Гермарх, Идоменей и Метродор поднялись и ушли. Задержавшийся Колот подошел к Эпикуру и сказал:
— Слова Метродора меня не переубедили. Я по-прежнему думаю, что тебе не следует идти к Антигону и попусту тратить время. Вот мое мнение: у нас много друзей, и каждый из них может уже сегодня стать твоим глашатаем, Эпикур. Мы все пойдем по улицам и объявим твой приказ: не участвовать в празднествах, чтобы спасти Афины от новой чумы. Антигон хочет погубить афинян, а Эпикур — избавить их от новой беды. И мы посмотрим, кто победит!
Эпикур посмотрел пристально на Колота, поднялся с камня, на котором все это время сидел, и сказал, вздохнув:
— Ты хочешь, чтобы я потерял тебя и всех моих друзей. Македонцы арестуют вас, едва вы откроете рты. Ты хочешь призвать афинян к непослушанию, к бунту, а я учил тебя пробуждать в них разум. Это не одно и то же. Бунт может привести лишь к временной победе, но вечной может быть только та победа, которую одержит разум. Вспомни Демосфена.
— Прекрасная и, кажется, глубокая мысль, — сказал Колот. — Но мы лишаем себя возможности сразиться с македонцами сразу. Перед нами открывается путь героев, Эпикур!
— Но я предпочту ему путь мудрости, Колот!
— Жаль, — сказал Колот. — Ты словно боишься чего-то, учитель. Ты словно собираешься жить вечно. Я предпочел бы победить при жизни.
— Это говорит только о том, что ты больше любишь себя, чем людей, для которых стараешься. Да, моя победа придет не скоро, но это будет прочная и самая блестящая победа разума над невежеством. Ты же хочешь лишь поколебать власть Антигона…
— Я думаю иначе, я хочу свободы и радости уже этим людям, которые живут сейчас. Ты же жертвуешь их свободой и счастьем ради свободы и счастья людей, которые будут жить когда-то. Панафинеи состоятся, и умрут от чумы еще тысячи людей. Остальные же останутся влачить жалкую жизнь под властью царя. А что делаешь ты? Ты идешь забавлять царя, Эпикур.
— Не я придумал богов и праздники в их честь. Не я отдал власть в руки Антигона. Но вот что я говорю: безнравственно всякое рабство — и перед богами, и перед царями. Но мой голос слаб в гуле толпы. Поэтому я собрал вокруг себя учеников. Их не так много еще. Они соберут, в свою очередь, учеников вокруг себя. Этот круг будет расширяться. И возможно, настанет время, когда ученики моих учеников все вместе осилят гул невежественной толпы, и она услышит слова истины…

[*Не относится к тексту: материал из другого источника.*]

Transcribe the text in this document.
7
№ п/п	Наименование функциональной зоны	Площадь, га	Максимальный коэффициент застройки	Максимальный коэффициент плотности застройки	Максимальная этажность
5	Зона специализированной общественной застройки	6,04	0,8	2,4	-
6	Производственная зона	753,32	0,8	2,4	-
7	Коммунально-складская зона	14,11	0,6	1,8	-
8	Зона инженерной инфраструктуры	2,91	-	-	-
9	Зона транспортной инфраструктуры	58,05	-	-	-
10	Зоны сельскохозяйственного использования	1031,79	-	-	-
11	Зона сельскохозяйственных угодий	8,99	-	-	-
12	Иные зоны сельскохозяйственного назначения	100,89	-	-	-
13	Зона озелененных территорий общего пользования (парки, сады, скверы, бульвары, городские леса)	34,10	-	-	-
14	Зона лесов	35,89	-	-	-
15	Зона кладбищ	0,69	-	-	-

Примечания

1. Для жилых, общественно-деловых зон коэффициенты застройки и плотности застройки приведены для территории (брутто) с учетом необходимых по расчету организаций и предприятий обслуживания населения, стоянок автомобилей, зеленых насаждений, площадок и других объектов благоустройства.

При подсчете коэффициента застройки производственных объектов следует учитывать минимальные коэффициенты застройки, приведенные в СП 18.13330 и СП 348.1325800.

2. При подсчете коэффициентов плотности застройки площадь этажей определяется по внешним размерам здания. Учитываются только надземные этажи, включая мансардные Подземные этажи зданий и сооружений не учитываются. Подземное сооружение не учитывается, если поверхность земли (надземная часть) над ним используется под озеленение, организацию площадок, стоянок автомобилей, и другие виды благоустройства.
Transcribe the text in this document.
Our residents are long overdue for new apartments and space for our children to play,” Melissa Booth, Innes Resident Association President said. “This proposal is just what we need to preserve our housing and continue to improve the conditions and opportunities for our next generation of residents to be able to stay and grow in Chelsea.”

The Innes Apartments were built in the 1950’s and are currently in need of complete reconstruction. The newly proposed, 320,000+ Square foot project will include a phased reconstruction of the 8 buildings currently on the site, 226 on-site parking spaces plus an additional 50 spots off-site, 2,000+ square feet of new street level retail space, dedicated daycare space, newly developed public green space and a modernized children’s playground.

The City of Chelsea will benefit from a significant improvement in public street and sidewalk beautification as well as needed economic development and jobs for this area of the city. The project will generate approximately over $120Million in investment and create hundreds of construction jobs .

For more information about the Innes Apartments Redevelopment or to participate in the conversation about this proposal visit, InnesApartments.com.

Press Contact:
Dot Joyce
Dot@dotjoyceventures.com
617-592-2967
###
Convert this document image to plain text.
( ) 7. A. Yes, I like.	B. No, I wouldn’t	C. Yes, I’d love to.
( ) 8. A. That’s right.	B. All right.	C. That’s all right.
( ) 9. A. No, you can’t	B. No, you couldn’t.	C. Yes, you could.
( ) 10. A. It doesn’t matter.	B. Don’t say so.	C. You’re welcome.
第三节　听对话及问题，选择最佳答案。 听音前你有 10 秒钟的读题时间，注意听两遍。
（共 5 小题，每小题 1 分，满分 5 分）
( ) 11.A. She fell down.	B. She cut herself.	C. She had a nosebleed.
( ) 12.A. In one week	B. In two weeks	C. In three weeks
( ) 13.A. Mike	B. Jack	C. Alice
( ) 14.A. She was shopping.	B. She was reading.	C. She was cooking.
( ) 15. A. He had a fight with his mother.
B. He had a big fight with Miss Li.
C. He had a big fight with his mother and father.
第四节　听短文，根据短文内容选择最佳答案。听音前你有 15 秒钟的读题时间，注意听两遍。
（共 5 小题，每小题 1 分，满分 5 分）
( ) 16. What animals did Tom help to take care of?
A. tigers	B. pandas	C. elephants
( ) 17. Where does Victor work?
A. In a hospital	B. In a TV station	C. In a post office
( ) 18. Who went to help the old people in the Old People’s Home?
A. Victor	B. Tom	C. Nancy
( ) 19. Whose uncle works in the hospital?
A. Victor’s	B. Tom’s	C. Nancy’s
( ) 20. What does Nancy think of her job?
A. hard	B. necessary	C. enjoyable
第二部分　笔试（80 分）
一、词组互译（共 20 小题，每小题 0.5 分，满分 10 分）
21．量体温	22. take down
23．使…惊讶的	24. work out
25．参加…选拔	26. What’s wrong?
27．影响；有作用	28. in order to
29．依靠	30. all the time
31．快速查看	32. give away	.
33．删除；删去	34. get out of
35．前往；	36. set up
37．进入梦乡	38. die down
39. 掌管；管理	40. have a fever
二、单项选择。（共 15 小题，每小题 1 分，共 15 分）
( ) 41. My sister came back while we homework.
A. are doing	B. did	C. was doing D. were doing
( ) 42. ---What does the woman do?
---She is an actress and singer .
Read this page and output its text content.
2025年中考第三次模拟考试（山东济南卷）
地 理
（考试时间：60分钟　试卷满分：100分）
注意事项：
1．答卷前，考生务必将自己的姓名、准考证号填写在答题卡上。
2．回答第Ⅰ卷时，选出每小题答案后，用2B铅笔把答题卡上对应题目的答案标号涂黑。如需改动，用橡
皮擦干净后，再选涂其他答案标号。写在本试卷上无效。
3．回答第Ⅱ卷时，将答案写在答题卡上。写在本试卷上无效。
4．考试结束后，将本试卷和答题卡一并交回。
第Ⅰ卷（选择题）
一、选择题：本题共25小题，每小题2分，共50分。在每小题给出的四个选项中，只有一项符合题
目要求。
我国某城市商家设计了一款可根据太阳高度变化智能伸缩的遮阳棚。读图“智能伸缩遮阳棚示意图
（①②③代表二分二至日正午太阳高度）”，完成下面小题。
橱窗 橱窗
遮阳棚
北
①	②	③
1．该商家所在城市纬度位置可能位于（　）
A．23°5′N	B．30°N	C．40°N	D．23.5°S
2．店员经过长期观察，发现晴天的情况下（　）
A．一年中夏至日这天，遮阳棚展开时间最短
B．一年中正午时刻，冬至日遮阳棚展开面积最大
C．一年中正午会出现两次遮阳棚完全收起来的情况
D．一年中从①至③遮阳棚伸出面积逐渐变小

— Значит, все лучшее в далеком будущем. А что же теперь, Эпикур? Тирания македонцев?
— Теперь? Упорная работа разума. Добывание истин. Посев ради будущего урожая. Птицы выклевывают зерно, брошенное в землю сеятелем. А сеятель ждет колосьев. Не станешь же ты утверждать, Колот, что разумно поступают птицы? Кто хочет из одного зерна вырастить столько семян, чтобы ими можно было засеять целое поле, тот должен быть терпелив. А ты нетерпелив, Колот. И потому обвиняешь меня в робости. Иди и подумай. А мне надо побыть одному.
Колот ушел, нагнув голову, как бодливый бык. У него была широкая спина и упругий шаг. И руки, постоянно сжатые в кулаки. Две мысли, сказанные разными философами, не давали ему в этот день покоя. Одна из них принадлежала Эпикуру: «Не станет мудрец заниматься государственными делами, разве только случится что-нибудь особенное». Другая Зенону: «Мудрец будет заниматься государственными делами, разве только что-нибудь ему помешает». Мысль Зенона нравилась ему больше, чем мысль Эпикура.
Глава девятая
Пять лож стояли в просторном зале, освещенном многочисленными лампионами. Лампионы стояли вдоль стен, на которых были изображены эпизоды из жизни Александра: битва при Гра?нике, битва при Иссе, битва при Гавгаме?лах, взятие Персополя, переправа через Окс и Яксарт[57] , основание Александрии, оплакивание Гефести?она, последний пир у фессалийца Ме?дия, прощание воинов с умирающим Александром — история жизни бурной, кровавой и бессмысленной.
Ложи были устланы дорогими коврами и расшитыми золотом подушками. У каждого из них был поставлен столик с дорогими изысканными яствами. А у ложа еще и курильница, которая ограждала Антигона благоуханным дымом от дыхания философов.
Антигон был еще молод, но дрябл лицом. Глаза его слезились от дыма курильницы, но он терпел: курильница не только благоухала, но и защищала, как утверждали придворные врачи, Антигона от чумы. Ему прислуживали молодые рабыни в белых одеждах. И кравчий у него был свой, философов же обносил вином другой кравчий, угрюмый, с лицом и руками палача — один из телохранителей царя.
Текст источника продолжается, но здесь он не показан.